Derivation of Spring Deflection

Question

Derive an equation for the deflection of a spring in terms of its Young's modulus and dimensions.

Solution

The deflection of a spring can be derived using Hooke's Law and the properties of materials under stress and strain. The key assumptions are:

The spring is made from a wire with a circular cross-section.
The spring undergoes small deflections (linear elastic behavior).

Step 1: Hooke’s Law for Springs

Hooke's Law states that the force \( F \) applied to the spring is proportional to its deflection \( \delta \):

\( F = k \delta \)

Step 2: Relation Between Spring Constant and Material Properties

The stiffness \( k \) of a helical spring is given by:

\( k = \frac{G d^4}{8 D^3 n} \)

Step 3: Relating Shear Modulus \( G \) to Young’s Modulus \( E \)

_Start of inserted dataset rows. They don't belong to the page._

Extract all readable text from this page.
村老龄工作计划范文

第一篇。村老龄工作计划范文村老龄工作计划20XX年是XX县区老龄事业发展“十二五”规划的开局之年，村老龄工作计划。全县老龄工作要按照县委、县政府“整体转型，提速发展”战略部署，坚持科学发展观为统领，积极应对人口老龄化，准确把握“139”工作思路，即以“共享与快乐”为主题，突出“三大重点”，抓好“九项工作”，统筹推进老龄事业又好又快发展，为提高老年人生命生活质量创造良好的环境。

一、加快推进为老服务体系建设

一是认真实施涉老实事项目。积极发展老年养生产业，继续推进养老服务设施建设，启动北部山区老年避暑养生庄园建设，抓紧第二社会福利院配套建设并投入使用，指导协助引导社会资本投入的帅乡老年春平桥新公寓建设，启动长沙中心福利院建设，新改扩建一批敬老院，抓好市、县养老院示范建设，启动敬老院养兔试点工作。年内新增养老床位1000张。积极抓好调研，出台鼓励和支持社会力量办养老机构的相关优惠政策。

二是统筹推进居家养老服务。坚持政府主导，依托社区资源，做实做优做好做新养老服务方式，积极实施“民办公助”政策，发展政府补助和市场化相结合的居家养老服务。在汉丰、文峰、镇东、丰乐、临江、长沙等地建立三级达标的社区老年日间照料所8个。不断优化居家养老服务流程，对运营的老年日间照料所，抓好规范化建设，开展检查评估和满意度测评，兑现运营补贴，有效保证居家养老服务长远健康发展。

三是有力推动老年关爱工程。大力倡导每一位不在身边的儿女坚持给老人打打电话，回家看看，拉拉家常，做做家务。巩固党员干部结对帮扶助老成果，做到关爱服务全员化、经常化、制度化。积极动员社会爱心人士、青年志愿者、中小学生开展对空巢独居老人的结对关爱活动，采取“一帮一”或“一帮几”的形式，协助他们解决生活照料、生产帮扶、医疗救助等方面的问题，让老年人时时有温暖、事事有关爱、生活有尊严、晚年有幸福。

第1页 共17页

The shear modulus \( G \) is related to Young’s modulus \( E \) as:

\( G = \frac{E}{2(1 + \nu)} \)

Step 4: Deflection \( \delta \) in Terms of Force and Material Properties

Substituting the expression for \( k \) into Hooke’s Law:

\( \delta = \frac{F}{k} = \frac{8 F D^3 n}{G d^4} \)

Step 5: Substitute \( G \) in Terms of \( E \)

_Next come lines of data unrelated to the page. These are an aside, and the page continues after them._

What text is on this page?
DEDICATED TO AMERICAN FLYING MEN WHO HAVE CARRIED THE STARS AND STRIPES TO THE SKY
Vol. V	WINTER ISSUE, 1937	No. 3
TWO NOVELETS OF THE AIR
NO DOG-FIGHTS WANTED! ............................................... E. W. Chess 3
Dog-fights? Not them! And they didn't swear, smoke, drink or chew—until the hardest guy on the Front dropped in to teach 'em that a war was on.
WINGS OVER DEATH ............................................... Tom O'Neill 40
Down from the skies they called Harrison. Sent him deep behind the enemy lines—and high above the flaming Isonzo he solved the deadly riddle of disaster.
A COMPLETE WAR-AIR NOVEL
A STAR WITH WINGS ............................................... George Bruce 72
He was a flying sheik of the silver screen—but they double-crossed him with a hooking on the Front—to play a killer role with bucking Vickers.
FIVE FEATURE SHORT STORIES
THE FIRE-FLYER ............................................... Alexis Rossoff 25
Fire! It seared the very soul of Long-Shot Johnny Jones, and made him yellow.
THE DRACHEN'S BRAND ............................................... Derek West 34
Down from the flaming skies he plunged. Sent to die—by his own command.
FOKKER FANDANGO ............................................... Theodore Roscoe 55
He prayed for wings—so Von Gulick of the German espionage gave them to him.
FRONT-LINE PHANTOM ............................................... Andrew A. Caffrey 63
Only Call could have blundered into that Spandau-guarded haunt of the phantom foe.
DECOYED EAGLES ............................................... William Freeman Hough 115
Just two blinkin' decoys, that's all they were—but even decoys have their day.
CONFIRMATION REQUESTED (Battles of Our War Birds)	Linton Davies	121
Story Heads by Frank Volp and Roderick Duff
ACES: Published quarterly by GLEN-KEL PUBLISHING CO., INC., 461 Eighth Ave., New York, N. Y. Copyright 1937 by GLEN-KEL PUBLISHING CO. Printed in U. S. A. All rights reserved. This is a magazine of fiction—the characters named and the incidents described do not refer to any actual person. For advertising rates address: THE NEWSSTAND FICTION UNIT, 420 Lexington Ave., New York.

Therefore, the deflection \( \delta \) is given by:

\( \delta = \frac{16 F D^3 n (1 + \nu)}{E d^4} \)

Final Equation for Deflection

Thus, the deflection \( \delta \) of the spring in terms of the applied force \( F \), the spring's dimensions, and the material's Young's modulus \( E \) is:

\( \delta = \frac{16 F D^3 n (1 + \nu)}{E d^4} \)